It's My Turn
MaryAnn Keim, president of the I'm All Girl, Inc. (and Boys Too!), a company created and dedicated to helping educate preteens (and their parents) about puberty. She can be reached at firstname.lastname@example.org or visit her website: www.imallgirl.com.
As we put away our holiday decorations and the bills start trickling in, and we all start focusing on the year ahead, I urge the parents of preteens and teenagers to make a resolution to talk to their children about puberty.
Turn on the television, open any newspaper of magazine and you realize that we live in a highly sexualized society. Preteens/teens are consistently being bombarded by the media to look sexy, be sexy, act sexy. Yet they lack the very knowledge that can help them understand and process these images. The American Psychological Association called this phenomenon "Sexualization" and conducted a study in the year 2000 to find out its effects on girls. This study linked "Sexualization" to the three most common health problems in girls: eating disorders, depression, and low self-esteem.
Boys aren't immune either.
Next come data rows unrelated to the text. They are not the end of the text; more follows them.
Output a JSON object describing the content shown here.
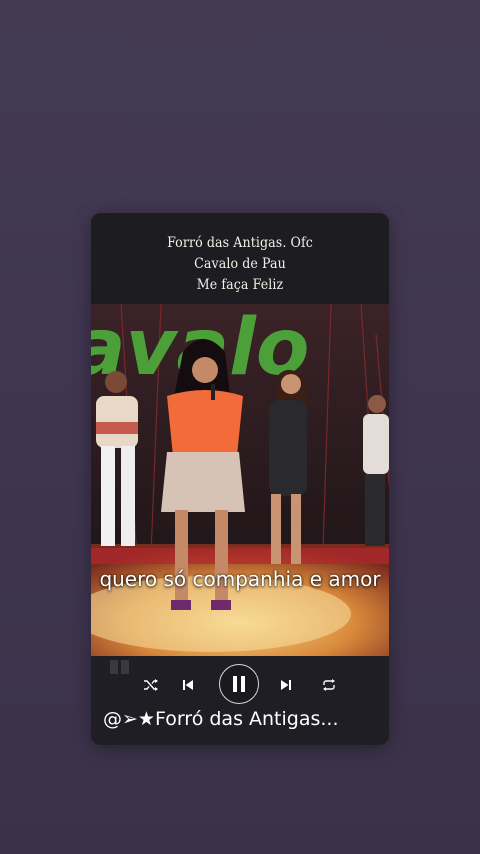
{
  "header": {
    "line1": "Forró das Antigas. Ofc",
    "line2": "Cavalo de Pau",
    "line3": "Me faça Feliz"
  },
  "video": {
    "caption": "quero só companhia e amor",
    "backdrop_logo_text": "avalo"
  },
  "player": {
    "track_title": "@➢★Forró das Antigas...",
    "icons": {
      "shuffle": "shuffle-icon",
      "previous": "skip-previous-icon",
      "play_pause": "pause-icon",
      "next": "skip-next-icon",
      "repeat": "repeat-icon"
    },
    "state": "playing"
  },
  "colors": {
    "background": "#413850",
    "card": "#1c1b20",
    "text": "#ffffff",
    "stage_green": "#4fae3c"
  }
}
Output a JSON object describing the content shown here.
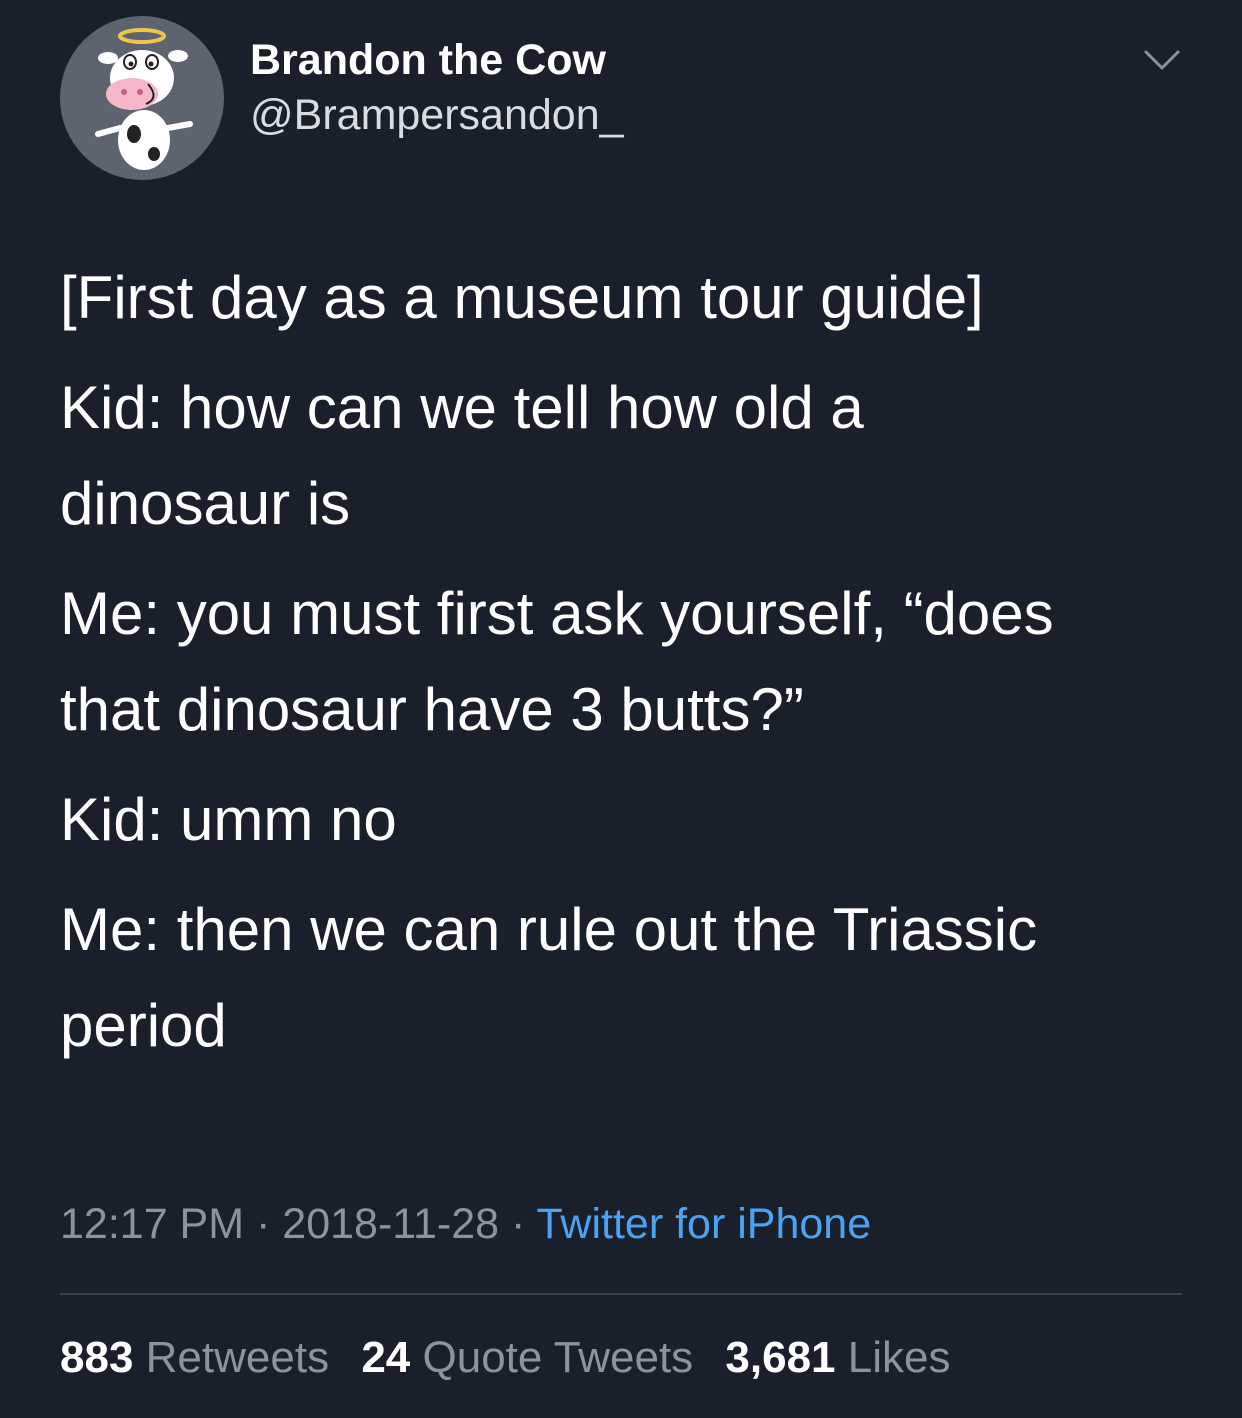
{
  "author": {
    "display_name": "Brandon the Cow",
    "handle": "@Brampersandon_",
    "avatar_icon": "cartoon-cow-halo-avatar"
  },
  "menu_icon": "chevron-down-icon",
  "tweet": {
    "paragraphs": [
      "[First day as a museum tour guide]",
      "Kid: how can we tell how old a\ndinosaur is",
      "Me: you must first ask yourself, “does\nthat dinosaur have 3 butts?”",
      "Kid: umm no",
      "Me: then we can rule out the Triassic\nperiod"
    ],
    "time": "12:17 PM",
    "separator": "·",
    "date": "2018-11-28",
    "source": "Twitter for iPhone"
  },
  "stats": {
    "retweets_count": "883",
    "retweets_label": "Retweets",
    "quotes_count": "24",
    "quotes_label": "Quote Tweets",
    "likes_count": "3,681",
    "likes_label": "Likes"
  },
  "colors": {
    "background": "#19202b",
    "text": "#ffffff",
    "secondary_text": "#8a939f",
    "link": "#4ca3f5",
    "divider": "#39414d"
  }
}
Recent statistics show that teenage pregnancy is on the rise for the first time in 14 years, AIDS among teenagers is also on the rise, and the recent NYC Health Department's Teen Safety Report stated that teenage dating violence has risen by 40 % since 1999. One out of 10 New York Teens have experienced physical violence at the hands of a partner.
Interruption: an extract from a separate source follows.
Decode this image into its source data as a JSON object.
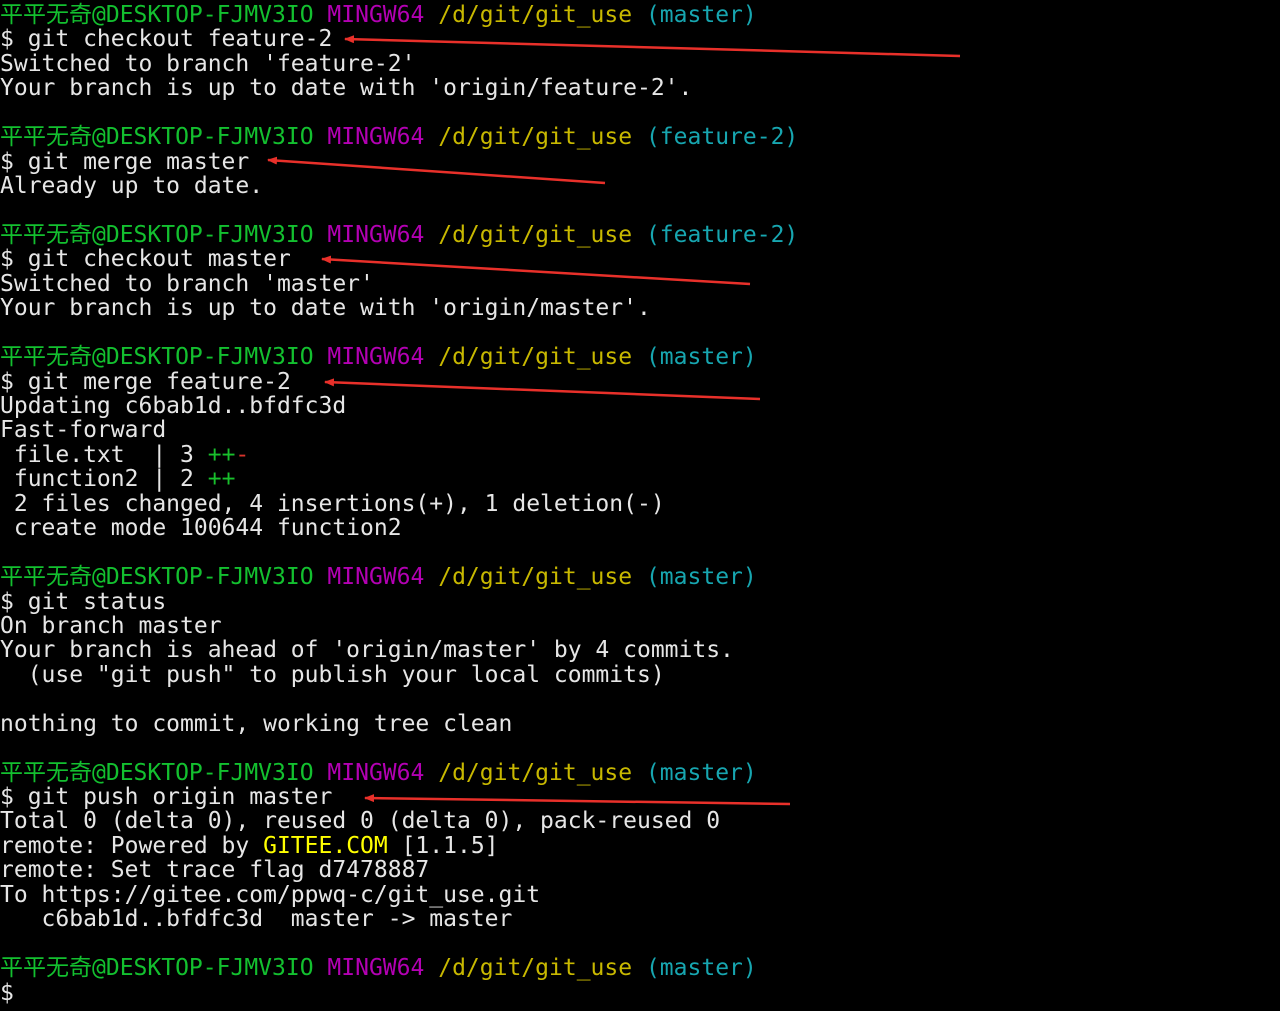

It certainly seems that our preteens and teenagers are in crisis, and it is up to us to help them. One of the most important steps in helping these children process and navigate through this maze of sexual awareness is to start at the beginning with a thorough education about puberty. Puberty is a time when our bodies and minds go through their biggest transformation. When we change from children into adults. Everything changes both physically and mentally. These changes occur in both females and males. It can be a very confusing and scary time for these preteens. It is a time when children are forming their basic body images and when their self-esteem takes its biggest hit.
During this time (ages 8-12) children worry a lot about whether they are "normal" and they want to "fit in", but kids aren't being taught that everyone develops differently. So they end up feeling weird, inadequate and different.
The reality is that no one is talking to or teaching our children about puberty. It's the forgotten lesson. These classes were the first to go during budget cuts, because there isn't a test score. Even though schools are talking about AIDS and other sexually transmitted diseases, most schools fail when it comes to their students' knowledge about their own changing bodies. How are these children to understand and adhere to "safe sex" when most of them don't know what an ovary is? It's like putting the cart before the horse, and it just makes it more confusing for the child. No one is explaining to them that the urges they are feeling are all part of puberty and are normal. One young woman I spoke to in a school in Queens told me that when she was 13, all she wanted to do was to have sex. With no direction or information to guide her, that was exactly what she did, and she thought she was a freak. Of course, she became pregnant and had a child. Now that she is older she realizes it was part of puberty. But back then she was ashamed. She is now trying to talk to her own preteen daughter in the hope that she will avoid what happened to her.
"Teaching about sexuality encourages students to develop a coherent set of personal values based upon respecting themselves and others. Students who understand and value themselves and others are better equipped to develop meaningful and positive relationships." Adapted from Sue Williams, FA Health, 2003, State of New South Wales.
Since starting my company, I'm All Girls, Inc (and Boys Too!), I've called on many schools both private and public, and conducted puberty work shops in schools throughout the New York City area. It is astounding how little most kids know about their changing bodies and the amount of misinformation they have ingested. This is why I can't stress enough how important it is for parents of preteens and teens to start talking to their children about puberty. Right now. Our children need the reassurance that this knowledge can bring them. It also helps build a relationship with your child that will continue into adulthood. According to Lynda Madaras, author of "The What's Happening to My Body" book for girls and boys: "Parents need to realize what a powerful bond they can forge with their children if they will 'be there' for them during puberty - not to mention how well the ensuring trust and respect will serve all concerned in later years when they are faced with making decisions about sex."
As a parent of two girls ages 10 and 13 I know how hard it is to start the conversation. Here are some of the tips we offer parents during our "Puberty Prep" workshop"
"Bit n' Pieces" is better than a whole bite. Don't overwhelm your kids with information.
Anywhere is perfect, nowhere is not. These conversations can start anywhere: doing dishes, in the car on the way to practice, etc. It doesn't matter where you talk to your child as long as you are talking.
Use your own personal experiences and share how it felt when you were a teenager. Times may have changed, but the emotions are the same. You could start with, "I remember I was so embarrassed when.."
Use your "Period Piece" kit for girls and "All About Me" kit for boys as icebreakers. They are filled with useful, timely information and make a good starting point.
I often think of what Lynda Madaras wrote. 'If you are there for your kid when they are wondering, they will more likely turn to you for advice when they are deciding." So start talking. Make it your number one year's resolution and start today.